Dans les deux cas de refus de travailler décrits précédemment, les employeurs ont eu le mérite d'avoir suivi les recommandations des autorités en matière de santé publique grâce à la mise en œuvre de leurs politiques de protection au travail. Ainsi, ils ont pu démontrer qu'ils fournissaient des protections appropriées et un milieu de travail suffisamment sécuritaire qui ne justifiait pas des refus de travailler.
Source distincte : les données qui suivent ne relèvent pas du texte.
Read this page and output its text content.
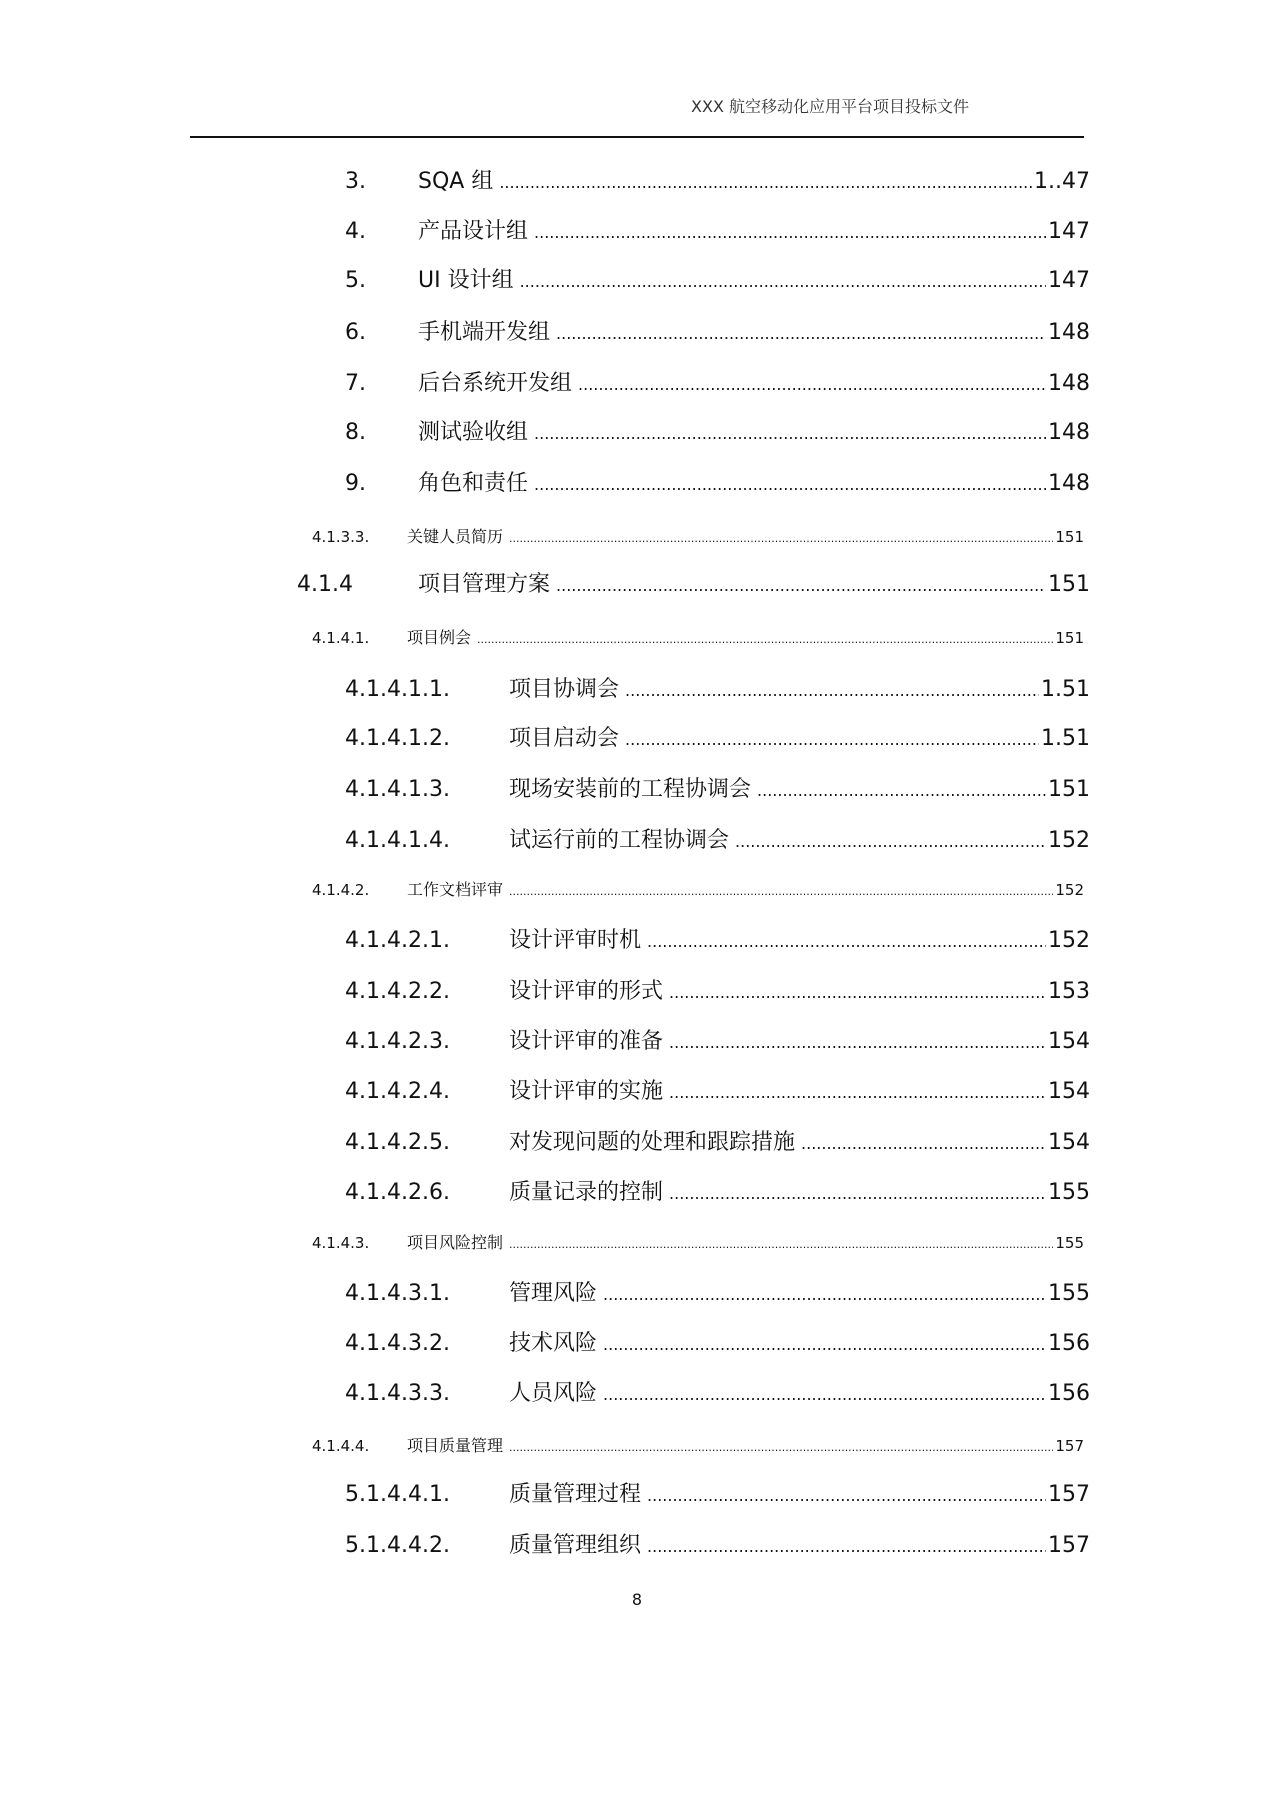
XXX 航空移动化应用平台项目投标文件
3.	SQA 组 .....	1..47
4.	产品设计组 .....	147
5.	UI 设计组 .....	147
6.	手机端开发组 .....	148
7.	后台系统开发组 .....	148
8.	测试验收组 .....	148
9.	角色和责任 .....	148
4.1.3.3.	关键人员简历 .....	151
4.1.4	项目管理方案 .....	151
4.1.4.1.	项目例会 .....	151
4.1.4.1.1.	项目协调会 .....	1.51
4.1.4.1.2.	项目启动会 .....	1.51
4.1.4.1.3.	现场安装前的工程协调会 .....	151
4.1.4.1.4.	试运行前的工程协调会 .....	152
4.1.4.2.	工作文档评审 .....	152
4.1.4.2.1.	设计评审时机 .....	152
4.1.4.2.2.	设计评审的形式 .....	153
4.1.4.2.3.	设计评审的准备 .....	154
4.1.4.2.4.	设计评审的实施 .....	154
4.1.4.2.5.	对发现问题的处理和跟踪措施 .....	154
4.1.4.2.6.	质量记录的控制 .....	155
4.1.4.3.	项目风险控制 .....	155
4.1.4.3.1.	管理风险 .....	155
4.1.4.3.2.	技术风险 .....	156
4.1.4.3.3.	人员风险 .....	156
4.1.4.4.	项目质量管理 .....	157
5.1.4.4.1.	质量管理过程 .....	157
5.1.4.4.2.	质量管理组织 .....	157
8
Pendant la pandémie de la COVID-19, les employeurs doivent impérativement mettre en œuvre des mesures de protection appropriées en suivant les recommandations les plus récentes de leurs agences de la santé publique municipales et provinciales, ainsi que celles de l'Agence de la santé publique du Canada (l'« ASPC »). Selon les recommandations de l'ASPC actuelles, les employeurs doivent prendre des mesures pour entre autres :
- limiter l'accès des personnes au milieu de travail conformément aux critères officiels qui déterminent l'auto-isolement recommandé ou obligatoire, y compris pour les personnes qui reviennent d'un voyage à l'extérieur du Canada;
- demander aux employés qui présentent des symptômes même légers de la COVID-19, conformément aux recommandations de l'ASPC, de rester chez eux, de communiquer avec les autorités en matière de santé publique et de suivre leurs instructions;
- encourager la distanciation sociale pour réduire les risques de contamination, notamment faciliter les conditions de travail à distance et réaménager le milieu de travail pour les autres travailleurs de façon pratique;
- promouvoir les bonnes pratiques d'hygiène, notamment se laver les mains souvent, éviter de se toucher le visage sans s'être d'abord lavé les mains, tousser ou éternuer dans le creux de son bras et s'assurer de nettoyer régulièrement les surfaces fréquemment touchées au sein du milieu de travail.
Conclusion
La pandémie de la COVID-19 est à bien des égards une situation sans précédent. À l'heure actuelle, il est particulièrement important que les employeurs soient proactifs dans la mise en œuvre des recommandations des autorités en matière de santé publique et dans la prise de précautions raisonnables pour apaiser les inquiétudes des travailleurs. Les employeurs doivent également avoir connaissance de leurs obligations spécifiques en cas de refus d'exécuter un travail dangereux, et pour s'assurer que ces refus soient correctement traités, le tout en conformité avec les lois applicables en matière de santé et de sécurité au travail.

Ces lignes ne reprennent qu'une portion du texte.